The Combined Cysteine-rich and Stalk Regions of ADAM10 Mediate the Interaction with Tspan14

To further isolate the region of ADAM10 with which Tspan14 interacts, truncations of the human ADAM10 DCS region were expressed using the pDisplay expression vector. This utilizes the murine Ig κ-chain leader sequence to display the intended protein at the cell surface with HA and Myc tags, fused to the transmembrane domain of platelet derived growth factor receptor. Using transfected HEK-293T cells and anti-FLAG tetraspanin immunoprecipitations as described previously, comparable levels of co-immunoprecipitation were observed for ADAM10 wild-type, DCS or CS truncation constructs with Tspan14 (Fig. 8, A and B). However, truncation down to just the ADAM10 stalk substantially reduced the ability of Tspan14 co-immunoprecipitate with ADAM10 (Fig. 8, C and D). As controls in each of these experiments, no ADAM10 was detected in immunoprecipitations from CD9 or mock co-transfections (Fig. 8, A–D). The increase in Tspan14 molecular weight when co-expressed with ADAM10 CS or S truncation constructs was consistent (Fig. 8, A and C and data not shown), and is likely due to differential glycosylation of its single N-linked site. Together these data suggest that the minimal extracellular regions of ADAM10 required for substantial binding to Tspan14 are the cysteine-rich domain and stalk.

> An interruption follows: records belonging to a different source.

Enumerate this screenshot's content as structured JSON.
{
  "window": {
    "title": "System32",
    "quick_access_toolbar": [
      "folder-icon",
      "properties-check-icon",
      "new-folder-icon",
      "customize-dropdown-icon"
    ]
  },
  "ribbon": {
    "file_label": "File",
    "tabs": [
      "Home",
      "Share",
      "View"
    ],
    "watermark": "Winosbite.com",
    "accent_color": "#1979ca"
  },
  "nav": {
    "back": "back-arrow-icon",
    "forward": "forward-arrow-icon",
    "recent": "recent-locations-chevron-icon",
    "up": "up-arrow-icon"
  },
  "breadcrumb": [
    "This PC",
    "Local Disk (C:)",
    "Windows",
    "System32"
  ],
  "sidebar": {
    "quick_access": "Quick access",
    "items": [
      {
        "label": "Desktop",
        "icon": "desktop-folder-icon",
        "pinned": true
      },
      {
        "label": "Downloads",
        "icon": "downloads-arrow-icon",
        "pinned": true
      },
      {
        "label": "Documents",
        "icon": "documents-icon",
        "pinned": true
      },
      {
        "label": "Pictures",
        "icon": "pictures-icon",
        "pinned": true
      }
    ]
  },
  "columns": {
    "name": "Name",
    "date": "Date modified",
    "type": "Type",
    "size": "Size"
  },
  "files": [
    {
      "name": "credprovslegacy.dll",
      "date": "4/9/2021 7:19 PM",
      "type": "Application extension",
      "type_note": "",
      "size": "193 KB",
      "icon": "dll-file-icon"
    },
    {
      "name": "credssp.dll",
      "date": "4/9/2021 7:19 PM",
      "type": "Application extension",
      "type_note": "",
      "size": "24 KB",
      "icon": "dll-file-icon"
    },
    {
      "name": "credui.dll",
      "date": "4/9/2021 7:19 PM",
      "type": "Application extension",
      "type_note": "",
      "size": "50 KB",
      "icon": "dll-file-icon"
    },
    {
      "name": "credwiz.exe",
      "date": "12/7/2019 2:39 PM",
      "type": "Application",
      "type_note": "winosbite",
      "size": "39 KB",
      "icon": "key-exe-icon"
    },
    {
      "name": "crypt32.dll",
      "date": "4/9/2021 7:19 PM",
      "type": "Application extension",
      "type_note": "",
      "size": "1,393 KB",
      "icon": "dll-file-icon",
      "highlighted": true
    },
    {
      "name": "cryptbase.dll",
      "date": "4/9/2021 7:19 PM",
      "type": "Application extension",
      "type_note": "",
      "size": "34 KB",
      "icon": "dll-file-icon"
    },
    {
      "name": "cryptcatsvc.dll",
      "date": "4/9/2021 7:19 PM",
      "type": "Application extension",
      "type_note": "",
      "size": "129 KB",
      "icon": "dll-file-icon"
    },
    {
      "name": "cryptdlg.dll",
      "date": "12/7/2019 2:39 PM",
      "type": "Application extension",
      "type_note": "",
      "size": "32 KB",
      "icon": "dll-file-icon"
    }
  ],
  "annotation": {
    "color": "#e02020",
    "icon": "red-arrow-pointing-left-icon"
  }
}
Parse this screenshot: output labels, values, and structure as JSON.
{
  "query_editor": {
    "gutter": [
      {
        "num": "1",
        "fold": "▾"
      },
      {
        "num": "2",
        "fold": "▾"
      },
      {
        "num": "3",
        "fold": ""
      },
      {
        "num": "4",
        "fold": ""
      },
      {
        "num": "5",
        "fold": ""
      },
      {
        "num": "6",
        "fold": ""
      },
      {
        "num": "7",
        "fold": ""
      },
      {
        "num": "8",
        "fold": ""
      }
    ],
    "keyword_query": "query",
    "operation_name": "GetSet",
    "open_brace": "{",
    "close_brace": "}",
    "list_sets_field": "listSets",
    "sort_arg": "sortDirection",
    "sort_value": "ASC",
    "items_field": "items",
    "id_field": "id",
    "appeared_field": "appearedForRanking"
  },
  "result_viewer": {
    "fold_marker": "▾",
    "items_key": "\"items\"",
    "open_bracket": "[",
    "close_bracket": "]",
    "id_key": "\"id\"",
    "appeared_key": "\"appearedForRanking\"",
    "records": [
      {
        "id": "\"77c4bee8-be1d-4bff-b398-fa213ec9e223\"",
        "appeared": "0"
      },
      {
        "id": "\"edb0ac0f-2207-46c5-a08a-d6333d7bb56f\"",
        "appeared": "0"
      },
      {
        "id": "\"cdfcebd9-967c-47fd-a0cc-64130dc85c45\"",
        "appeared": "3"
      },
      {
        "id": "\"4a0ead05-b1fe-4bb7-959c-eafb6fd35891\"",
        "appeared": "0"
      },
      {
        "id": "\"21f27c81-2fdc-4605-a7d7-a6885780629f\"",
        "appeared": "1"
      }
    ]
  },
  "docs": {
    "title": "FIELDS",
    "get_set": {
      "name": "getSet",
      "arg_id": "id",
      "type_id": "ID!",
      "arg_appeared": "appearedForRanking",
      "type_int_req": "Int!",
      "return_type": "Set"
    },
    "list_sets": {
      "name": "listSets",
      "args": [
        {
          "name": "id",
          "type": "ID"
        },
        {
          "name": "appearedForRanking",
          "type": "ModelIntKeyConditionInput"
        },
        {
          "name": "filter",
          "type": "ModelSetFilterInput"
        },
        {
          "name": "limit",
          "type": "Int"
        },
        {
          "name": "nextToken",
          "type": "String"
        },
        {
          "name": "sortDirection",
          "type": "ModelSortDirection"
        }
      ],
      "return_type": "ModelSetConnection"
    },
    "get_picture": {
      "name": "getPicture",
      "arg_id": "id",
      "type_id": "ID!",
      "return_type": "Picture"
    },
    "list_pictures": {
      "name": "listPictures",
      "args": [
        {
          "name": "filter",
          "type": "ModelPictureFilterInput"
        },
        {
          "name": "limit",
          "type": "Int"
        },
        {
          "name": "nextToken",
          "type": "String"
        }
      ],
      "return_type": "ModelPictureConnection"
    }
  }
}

The TspanC8 Subfamily Proteins Bind Differentially to the Disintegrin, Cysteine-rich, and Stalk Regions of ADAM10

To determine whether, like Tspan14, each of the other TspanC8 subfamily members require the ADAM10 cysteine-rich and stalk regions for minimal binding, they were compared with Tspan14 for co-immunoprecipitation with each truncated ADAM10 construct. All TspanC8s co-immunoprecipitated with the ADAM10 DCS truncation (Fig. 9, A and B). Similarly, all TspanC8s interacted with the CS truncation of ADAM10 (Fig. 9, C and D). Finally, only Tspan15 interacted substantially with the S truncation representing just the stalk region of ADAM10 (Fig. 9, E and F). Tspan10, 14, and 17 each interacted weakly but significantly with the stalk region, while Tspan5 and 33 did not interact at all (Fig. 9, E and F).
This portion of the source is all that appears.